Bad Ass a un univers avec plusieurs super-héros, qui n’existent nulle part ailleurs. Comment s’est passé le travail sur les personnages ?
Herik Hanna – On les a travaillés ensemble à partir de la définition que j’en faisais dans le scénario. Jack est apparu très spontanément, son univers aussi, sa nemesis et les personnages secondaires… Et toujours cette volonté d’avoir des personnages originaux même si ce sont de gros clins d’oeil à des figures du genre. Dans la création de leurs pouvoirs, on a joué avec les pouvoirs habituels pour s’en amuser.
Bruno Bessadi – Au niveau des modifications on a quand même enlevé la cape de Black Snake par exemple.
Herik Hanna – Par exemple Amadeus Kitty, c’est le surnom d’une copine, et quand j’ai appris ça, j’ai vu le chaton, j’ai vu Mozart, et je voyais une héroïne habillée en chaton et qui fait du Mozart, et je me suis dit c’est trop débile faut vraiment le faire. Et c’est un peu comme ça pour tout. Ils sont venus tous rapidement, spontanément.
Et Bruno Bessadi, ça a été facile de se les approprier ?
Bruno Bessadi – Oui, de toute façon c’est le genre d’univers que j’affectionne, un peu décalé. Je me sens dans mon élément.
Dans ce premier tome, on ne sait pas vraiment si le héros a des pouvoirs. Est-ce que c’était quelque chose qui était en amont de l’histoire, ou est-ce que ça s’est fait dans l’écrire ?

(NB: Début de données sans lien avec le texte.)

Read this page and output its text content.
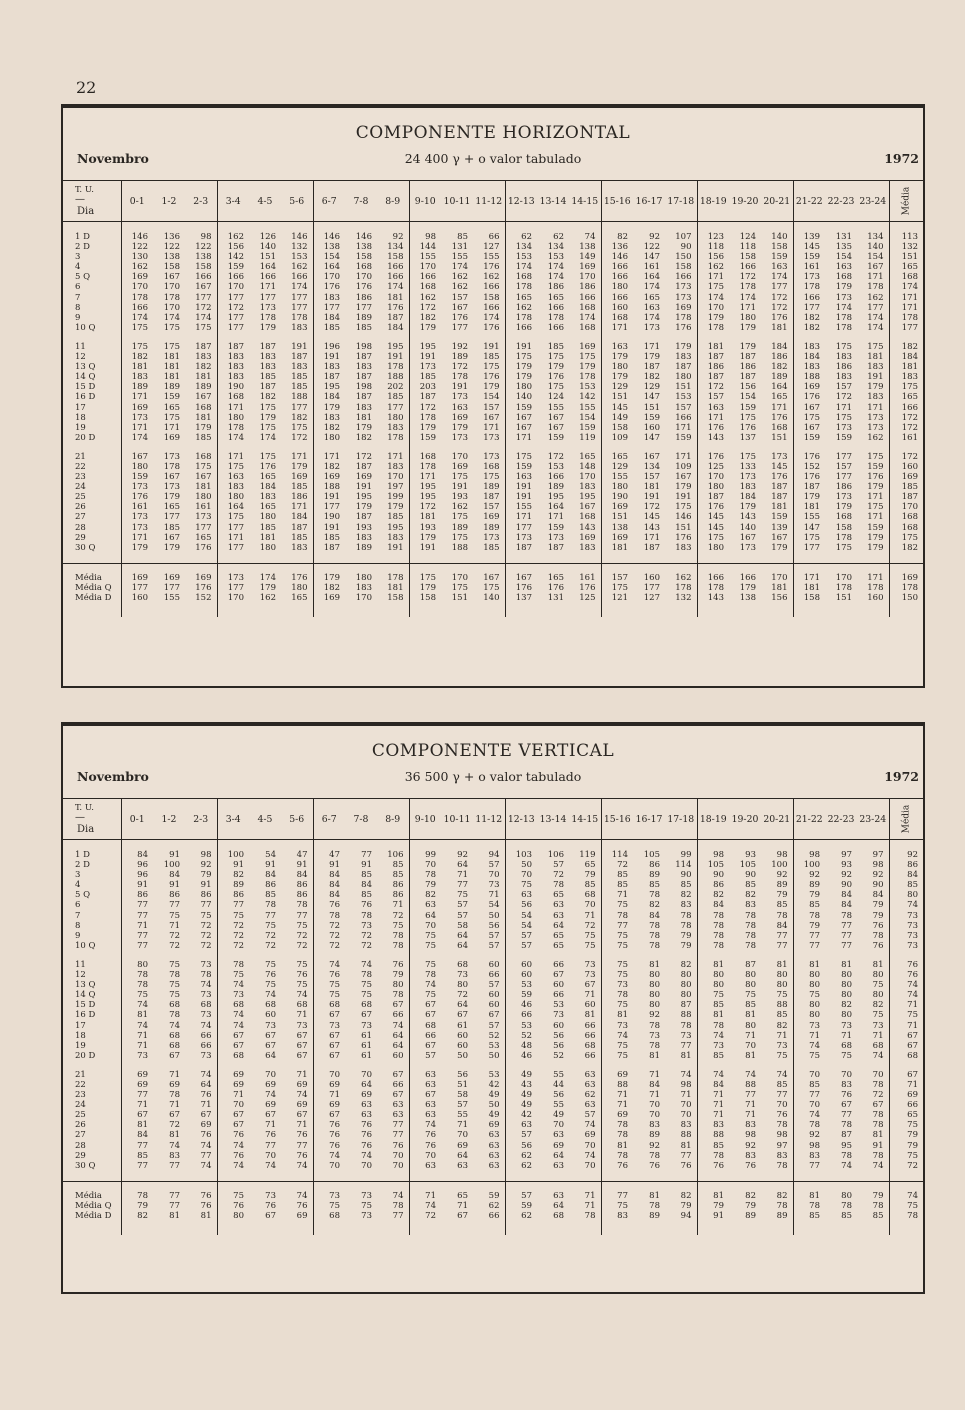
22
COMPONENTE HORIZONTAL
Novembro	24 400 γ + o valor tabulado	1972
T. U.
—
Dia	0-1	1-2	2-3	3-4	4-5	5-6	6-7	7-8	8-9	9-10	10-11	11-12	12-13	13-14	14-15	15-16	16-17	17-18	18-19	19-20	20-21	21-22	22-23	23-24	Média

1 D	146	136	98	162	126	146	146	146	92	98	85	66	62	62	74	82	92	107	123	124	140	139	131	134	113
2 D	122	122	122	156	140	132	138	138	134	144	131	127	134	134	138	136	122	90	118	118	158	145	135	140	132
3	130	138	138	142	151	153	154	158	158	155	155	155	153	153	149	146	147	150	156	158	159	159	154	154	151
4	162	158	158	159	164	162	164	168	166	170	174	176	174	174	169	166	161	158	162	166	163	161	163	167	165
5 Q	169	167	166	166	166	166	170	170	166	166	162	162	168	174	170	166	164	166	171	172	174	173	168	171	168
6	170	170	167	170	171	174	176	176	174	168	162	166	178	186	186	180	174	173	175	178	177	178	179	178	174
7	178	178	177	177	177	177	183	186	181	162	157	158	165	165	166	166	165	173	174	174	172	166	173	162	171
8	166	170	172	172	173	177	177	177	176	172	167	166	162	166	168	160	163	169	170	171	172	177	174	177	171
9	174	174	174	177	178	178	184	189	187	182	176	174	178	178	174	168	174	178	179	180	176	182	178	174	178
10 Q	175	175	175	177	179	183	185	185	184	179	177	176	166	166	168	171	173	176	178	179	181	182	178	174	177

11	175	175	187	187	187	191	196	198	195	195	192	191	191	185	169	163	171	179	181	179	184	183	175	175	182
12	182	181	183	183	183	187	191	187	191	191	189	185	175	175	175	179	179	183	187	187	186	184	183	181	184
13 Q	181	181	182	183	183	183	183	183	178	173	172	175	179	179	179	180	187	187	186	186	182	183	186	183	181
14 Q	183	181	181	183	185	185	187	187	188	185	178	176	179	176	178	179	182	180	187	187	189	188	183	191	183
15 D	189	189	189	190	187	185	195	198	202	203	191	179	180	175	153	129	129	151	172	156	164	169	157	179	175
16 D	171	159	167	168	182	188	184	187	185	187	173	154	140	124	142	151	147	153	157	154	165	176	172	183	165
17	169	165	168	171	175	177	179	183	177	172	163	157	159	155	155	145	151	157	163	159	171	167	171	171	166
18	173	175	181	180	179	182	183	181	180	178	169	167	167	167	154	149	159	166	171	175	176	175	175	173	172
19	171	171	179	178	175	175	182	179	183	179	179	171	167	167	159	158	160	171	176	176	168	167	173	173	172
20 D	174	169	185	174	174	172	180	182	178	159	173	173	171	159	119	109	147	159	143	137	151	159	159	162	161

21	167	173	168	171	175	171	171	172	171	168	170	173	175	172	165	165	167	171	176	175	173	176	177	175	172
22	180	178	175	175	176	179	182	187	183	178	169	168	159	153	148	129	134	109	125	133	145	152	157	159	160
23	159	167	167	163	165	169	169	169	170	171	175	175	163	166	170	155	157	167	170	173	176	176	177	176	169
24	173	173	181	183	184	185	188	191	197	195	191	189	191	189	183	180	181	179	180	183	187	187	186	179	185
25	176	179	180	180	183	186	191	195	199	195	193	187	191	195	195	190	191	191	187	184	187	179	173	171	187
26	161	165	161	164	165	171	177	179	179	172	162	157	155	164	167	169	172	175	176	179	181	181	179	175	170
27	173	177	173	175	180	184	190	187	185	181	175	169	171	171	168	151	145	146	145	143	159	155	168	171	168
28	173	185	177	177	185	187	191	193	195	193	189	189	177	159	143	138	143	151	145	140	139	147	158	159	168
29	171	167	165	171	181	185	185	183	183	179	175	173	173	173	169	169	171	176	175	167	167	175	178	179	175
30 Q	179	179	176	177	180	183	187	189	191	191	188	185	187	187	183	181	187	183	180	173	179	177	175	179	182

Média	169	169	169	173	174	176	179	180	178	175	170	167	167	165	161	157	160	162	166	166	170	171	170	171	169
Média Q	177	177	176	177	179	180	182	183	181	179	175	175	176	176	176	175	177	178	178	179	181	181	178	178	178
Média D	160	155	152	170	162	165	169	170	158	158	151	140	137	131	125	121	127	132	143	138	156	158	151	160	150

COMPONENTE VERTICAL
Novembro	36 500 γ + o valor tabulado	1972
T. U.
—
Dia	0-1	1-2	2-3	3-4	4-5	5-6	6-7	7-8	8-9	9-10	10-11	11-12	12-13	13-14	14-15	15-16	16-17	17-18	18-19	19-20	20-21	21-22	22-23	23-24	Média

1 D	84	91	98	100	54	47	47	77	106	99	92	94	103	106	119	114	105	99	98	93	98	98	97	97	92
2 D	96	100	92	91	91	91	91	91	85	70	64	57	50	57	65	72	86	114	105	105	100	100	93	98	86
3	96	84	79	82	84	84	84	85	85	78	71	70	70	72	79	85	89	90	90	90	92	92	92	92	84
4	91	91	91	89	86	86	84	84	86	79	77	73	75	78	85	85	85	85	86	85	89	89	90	90	85
5 Q	86	86	86	86	85	86	84	85	86	82	75	71	63	65	68	71	78	82	82	82	79	79	84	84	80
6	77	77	77	77	78	78	76	76	71	63	57	54	56	63	70	75	82	83	84	83	85	85	84	79	74
7	77	75	75	75	77	77	78	78	72	64	57	50	54	63	71	78	84	78	78	78	78	78	78	79	73
8	71	71	72	72	75	75	72	73	75	70	58	56	54	64	72	77	78	78	78	78	84	79	77	76	73
9	77	72	72	72	72	72	72	72	78	75	64	57	57	65	75	75	78	79	78	78	77	77	77	78	73
10 Q	77	72	72	72	72	72	72	72	78	75	64	57	57	65	75	75	78	79	78	78	77	77	77	76	73

11	80	75	73	78	75	75	74	74	76	75	68	60	60	66	73	75	81	82	81	87	81	81	81	81	76
12	78	78	78	75	76	76	76	78	79	78	73	66	60	67	73	75	80	80	80	80	80	80	80	80	76
13 Q	78	75	74	74	75	75	75	75	80	74	80	57	53	60	67	73	80	80	80	80	80	80	80	75	74
14 Q	75	75	73	73	74	74	75	75	78	75	72	60	59	66	71	78	80	80	75	75	75	75	80	80	74
15 D	74	68	68	68	68	68	68	68	67	67	64	60	46	53	60	75	80	87	85	85	88	80	82	82	71
16 D	81	78	73	74	60	71	67	67	66	67	67	67	66	73	81	81	92	88	81	81	85	80	80	75	75
17	74	74	74	74	73	73	73	73	74	68	61	57	53	60	66	73	78	78	78	80	82	73	73	73	71
18	71	68	66	67	67	67	67	61	64	66	60	52	52	56	66	74	73	73	74	71	71	71	71	71	67
19	71	68	66	67	67	67	67	61	64	67	60	53	48	56	68	75	78	77	73	70	73	74	68	68	67
20 D	73	67	73	68	64	67	67	61	60	57	50	50	46	52	66	75	81	81	85	81	75	75	75	74	68

21	69	71	74	69	70	71	70	70	67	63	56	53	49	55	63	69	71	74	74	74	74	70	70	70	67
22	69	69	64	69	69	69	69	64	66	63	51	42	43	44	63	88	84	98	84	88	85	85	83	78	71
23	77	78	76	71	74	74	71	69	67	67	58	49	49	56	62	71	71	71	71	77	77	77	76	72	69
24	71	71	71	70	69	69	69	63	63	63	57	50	49	55	63	71	70	70	71	71	70	70	67	67	66
25	67	67	67	67	67	67	67	63	63	63	55	49	42	49	57	69	70	70	71	71	76	74	77	78	65
26	81	72	69	67	71	71	76	76	77	74	71	69	63	70	74	78	83	83	83	83	78	78	78	78	75
27	84	81	76	76	76	76	76	76	77	76	70	63	57	63	69	78	89	88	88	98	98	92	87	81	79
28	77	74	74	74	77	77	76	76	76	76	69	63	56	69	70	81	92	81	85	92	97	98	95	91	79
29	85	83	77	76	70	76	74	74	70	70	64	63	62	64	74	78	78	77	78	83	83	83	78	78	75
30 Q	77	77	74	74	74	74	70	70	70	63	63	63	62	63	70	76	76	76	76	76	78	77	74	74	72

Média	78	77	76	75	73	74	73	73	74	71	65	59	57	63	71	77	81	82	81	82	82	81	80	79	74
Média Q	79	77	76	76	76	76	75	75	78	74	71	62	59	64	71	75	78	79	79	79	78	78	78	78	75
Média D	82	81	81	80	67	69	68	73	77	72	67	66	62	68	78	83	89	94	91	89	89	85	85	85	78
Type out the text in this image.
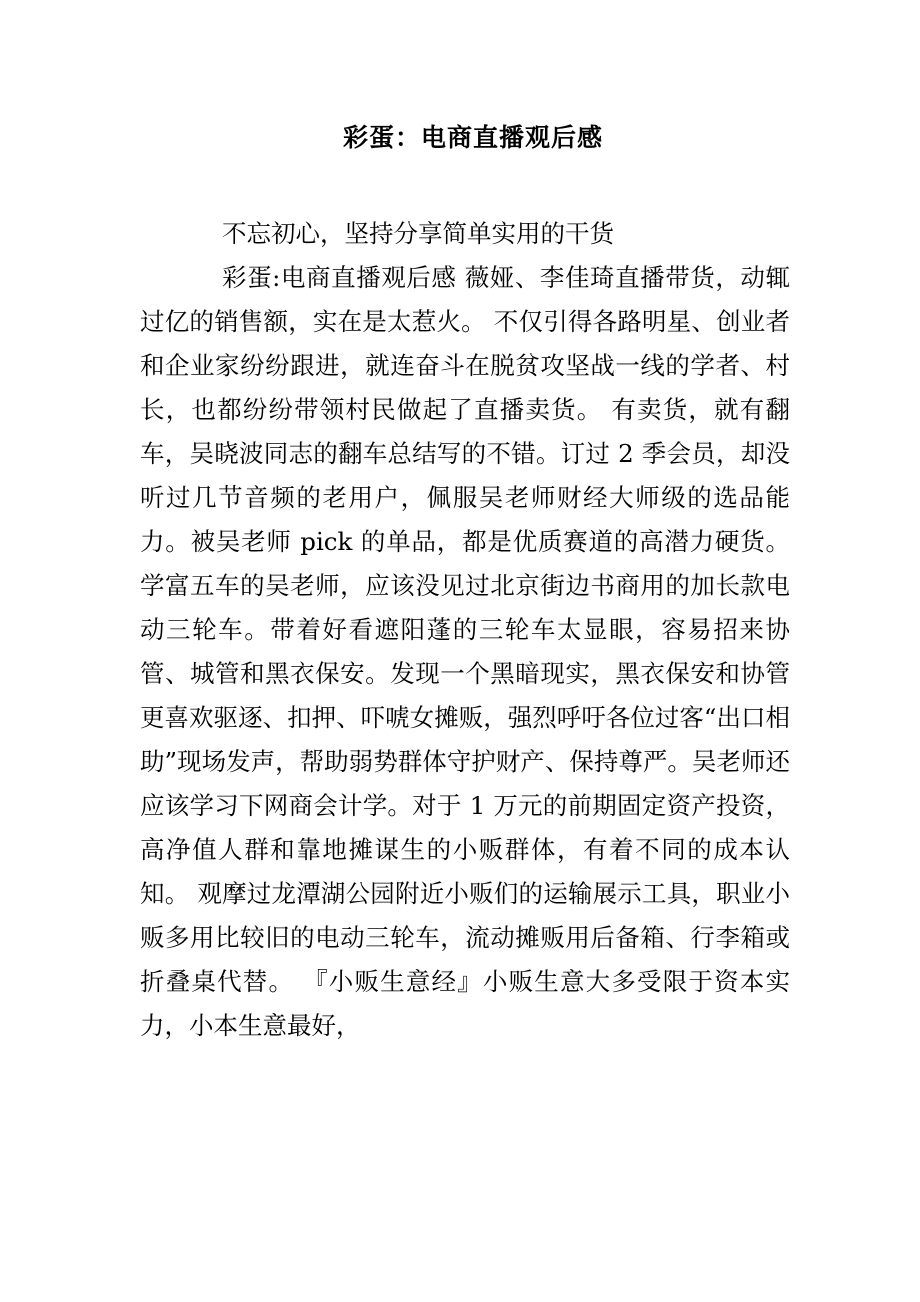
彩蛋：电商直播观后感

不忘初心，坚持分享简单实用的干货

彩蛋:电商直播观后感 薇娅、李佳琦直播带货，动辄过亿的销售额，实在是太惹火。 不仅引得各路明星、创业者和企业家纷纷跟进，就连奋斗在脱贫攻坚战一线的学者、村长，也都纷纷带领村民做起了直播卖货。 有卖货，就有翻车，吴晓波同志的翻车总结写的不错。订过 2 季会员，却没听过几节音频的老用户，佩服吴老师财经大师级的选品能力。被吴老师 pick 的单品，都是优质赛道的高潜力硬货。 学富五车的吴老师，应该没见过北京街边书商用的加长款电动三轮车。带着好看遮阳蓬的三轮车太显眼，容易招来协管、城管和黑衣保安。发现一个黑暗现实，黑衣保安和协管更喜欢驱逐、扣押、吓唬女摊贩，强烈呼吁各位过客“出口相助”现场发声，帮助弱势群体守护财产、保持尊严。吴老师还应该学习下网商会计学。对于 1 万元的前期固定资产投资，高净值人群和靠地摊谋生的小贩群体，有着不同的成本认知。 观摩过龙潭湖公园附近小贩们的运输展示工具，职业小贩多用比较旧的电动三轮车，流动摊贩用后备箱、行李箱或折叠桌代替。 『小贩生意经』小贩生意大多受限于资本实力，小本生意最好，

Herik Hanna – C’était dans l’écriture. Comme on peut le constater à la dernière page. Généralement les super-héros et super-vilains sont présentés avec leurs caractéristiques. Nous on voulait justement mettre le super-pouvoir, ou le non-super pouvoir du héros au centre de l’intrigue, et jouer avec ça.
On entend souvent des acteurs dire qu’ils aiment jouer des rôles de méchants. Est-ce que de la même façon il y a un plaisir particulier à faire évoluer un personnage de méchant ?
Herik Hanna – Oui carrément, c’est pour ça que j’aime les psychopathes. On aime autant les super vilains, si ce n’est plus, que les super-héros. Je pense notamment à Fatalis. Ils sont attachants pour pleins de raisons, c’est intéressant de jouer avec l’autre côté.
Bruno Bessadi – En fait le plaisir est plus en le dessinant dans ses attitudes. Par exemple au début de la BD il fait un croche-patte à un gamin et dessiner cette scène m’a vraiment fait rire. Dessiner des scènes un peu dégueulasses comme ça, ça m’amuse bien entendu. Mais là où est surtout mon plaisir c’est en imaginant la personne qui va voir ça. Si la personne qui voit ça trouve cette scène dégueulasse, ça me fait plaisir.
La BD est prévue en 4 tomes, est-ce que vous pouvez nous en dire un peu plus ?
Herik Hanna – Dans le deuxième tome on présente un personnage féminin, ancienne collègue de Jack. Son histoire, pourquoi et comment. Ce sont les deux personnages principaux. Et comme dans la tragédie greque ou comme Georges Lucas l’a fait aussi au sein de Star Wars, il y aura l’acte 1 – présentation des personnages, chez nous qui sera en deux tomes, l’acte 2 – complication, l’acte 3 – libération ou… super complication (le deuxième tome sortira en septembre).
Et quel est votre comics préféré ?
Herik Hanna – Sans hésitation, Watchmen.
Bruno Bessadi – J’en ai parlé, c’est Batman Killing Joke. Quand j’étais gamin j’étais vraiment bluffé par Superman contre Spiderman, par Ross Andrew je crois. Quand ils se battaient c’était génial.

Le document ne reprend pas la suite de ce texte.